Minister of Education, Science, Technology and Vocational Training
- Incumbent
- Assumed office 10 January 2022
- President: Samia Suluhu
- Preceded by: Joyce Ndalichako

Minister of Agriculture
- In office 6 December 2020 – 10 January 2022
- President: John Magufuli (2020) Samia Suluhu (2021)
- Preceded by: Japhet Hasunga
- Succeeded by: Hussein Bashe

Member of Parliament for Rombo
- Incumbent
- Assumed office 2020
- Preceded by: Joseph Selasini Shao
- Constituency: Rombo, Tanzania

Personal details
- Born: Adolf Faustine Mkenda 1963 (age 62–63) Rombo, Rombo District, Kilimanjaro Region, Tanganyika
- Citizenship: Tanzanian
- Party: Chama Cha Mapinduzi
- Spouse: Beatrice Kalinda Mkenda
- Alma mater: University of Gothenburg (PhD) University of Dar es Salaam (BA) (MA)

= Adolf Mkenda =

Tanzanian economist and politician

Adolf Faustine Mkenda (born in 1963) is a Tanzanian Minister of Education, Science, and Technology, having previously served as Minister of Agriculture.
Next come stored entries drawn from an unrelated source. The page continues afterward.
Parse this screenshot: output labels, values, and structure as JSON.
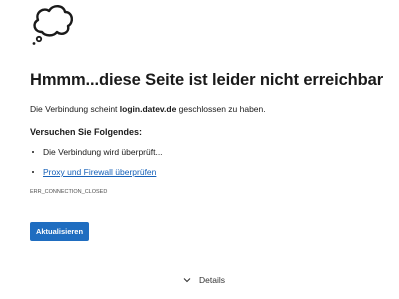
{
  "error_page": {
    "illustration_icon": "thought-cloud-icon",
    "title": "Hmmm...diese Seite ist leider nicht erreichbar",
    "description_before": "Die Verbindung scheint ",
    "host": "login.datev.de",
    "description_after": " geschlossen zu haben.",
    "suggestions_heading": "Versuchen Sie Folgendes:",
    "suggestions": [
      {
        "label": "Die Verbindung wird überprüft..."
      },
      {
        "label": "Proxy und Firewall überprüfen"
      }
    ],
    "error_code": "ERR_CONNECTION_CLOSED",
    "reload_button": "Aktualisieren",
    "details_toggle": "Details",
    "details_icon": "chevron-down-icon",
    "colors": {
      "button_bg": "#1f6dc0",
      "link": "#1560b8",
      "text": "#1a1a1a"
    }
  }
}
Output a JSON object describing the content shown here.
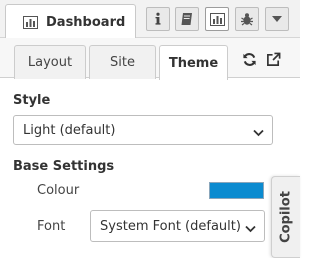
{
  "header": {
    "dashboard_tab_label": "Dashboard",
    "buttons": [
      {
        "icon": "info-icon"
      },
      {
        "icon": "book-icon"
      },
      {
        "icon": "chart-icon",
        "active": true
      },
      {
        "icon": "bug-icon"
      },
      {
        "icon": "caret-down-icon"
      }
    ]
  },
  "subtabs": {
    "items": [
      {
        "label": "Layout"
      },
      {
        "label": "Site"
      },
      {
        "label": "Theme",
        "active": true
      }
    ],
    "icons": [
      "refresh-icon",
      "external-link-icon"
    ]
  },
  "style": {
    "label": "Style",
    "selected": "Light (default)"
  },
  "base_settings": {
    "label": "Base Settings",
    "colour_label": "Colour",
    "colour_value": "#0b8bd0",
    "font_label": "Font",
    "font_selected": "System Font (default)"
  },
  "copilot": {
    "label": "Copilot"
  }
}
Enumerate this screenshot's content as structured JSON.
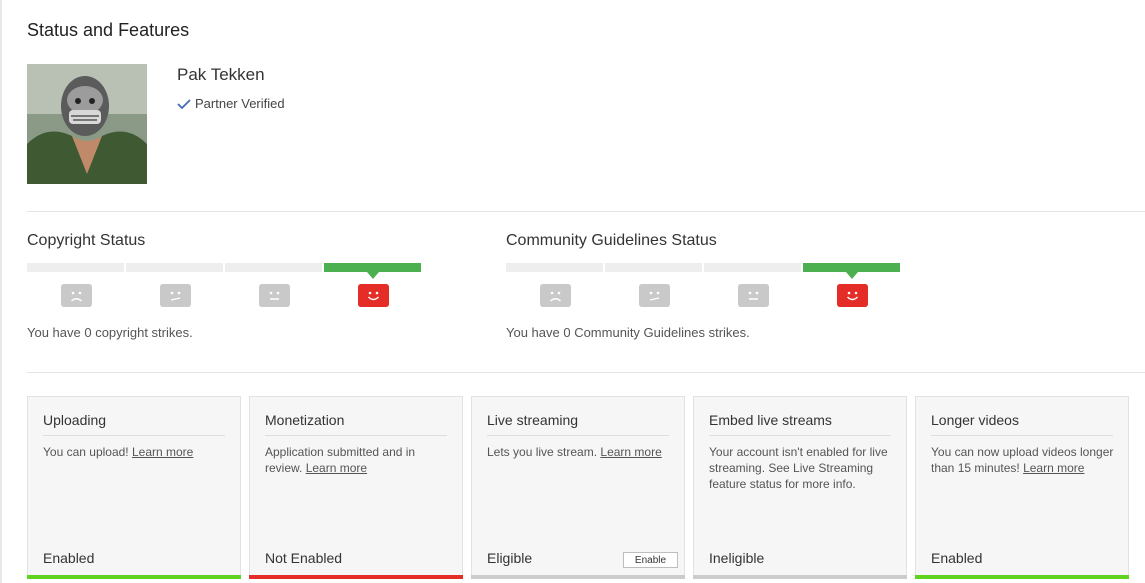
{
  "page": {
    "title": "Status and Features"
  },
  "channel": {
    "name": "Pak Tekken",
    "verified_label": "Partner Verified"
  },
  "copyright": {
    "title": "Copyright Status",
    "strike_text": "You have 0 copyright strikes.",
    "strikes": 0,
    "faces": [
      "frown-face-icon",
      "meh-face-icon",
      "neutral-face-icon",
      "smile-face-icon"
    ]
  },
  "community": {
    "title": "Community Guidelines Status",
    "strike_text": "You have 0 Community Guidelines strikes.",
    "strikes": 0,
    "faces": [
      "frown-face-icon",
      "meh-face-icon",
      "neutral-face-icon",
      "smile-face-icon"
    ]
  },
  "features": [
    {
      "title": "Uploading",
      "desc": "You can upload!",
      "link": "Learn more",
      "status": "Enabled",
      "bar_color": "#5fd31d"
    },
    {
      "title": "Monetization",
      "desc": "Application submitted and in review.",
      "link": "Learn more",
      "status": "Not Enabled",
      "bar_color": "#e52d27"
    },
    {
      "title": "Live streaming",
      "desc": "Lets you live stream.",
      "link": "Learn more",
      "status": "Eligible",
      "bar_color": "#cccccc",
      "button": "Enable"
    },
    {
      "title": "Embed live streams",
      "desc": "Your account isn't enabled for live streaming. See Live Streaming feature status for more info.",
      "link": "",
      "status": "Ineligible",
      "bar_color": "#cccccc"
    },
    {
      "title": "Longer videos",
      "desc": "You can now upload videos longer than 15 minutes!",
      "link": "Learn more",
      "status": "Enabled",
      "bar_color": "#5fd31d"
    }
  ],
  "colors": {
    "active_strike": "#4caf50",
    "youtube_red": "#e52d27",
    "face_gray": "#c9c9c9"
  }
}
An associate professor of Economics at the University of Dar es Salaam and a politician who presently serves as a Chama Cha Mapinduzi's Member of Parliament for Rombo constituency since November 2020.

==Political career==
After the 2020 Tanzanian general election, Mkenda was appointed as the Minister of Agriculture in both 5th Cabinet of Tanzania and 6th Cabinet of Tanzania. Before this appointment, he served in various capacities as Permanent Secretary Ministry of Natural Resources and Tourism (2019-2020), Permanent Secretary Ministry of Foreign Affairs and East Africa Cooperation (2018-2019) and Permanent Secretary Ministry of Industry, Trade and Investment (2017-2018). Following Magufuli's second term, Mkenda was appointed as the Minister of Agriculture a post he held through various reshuffles. In January 2022, Mkenda was appointed Minister for Education, Science, and Technology.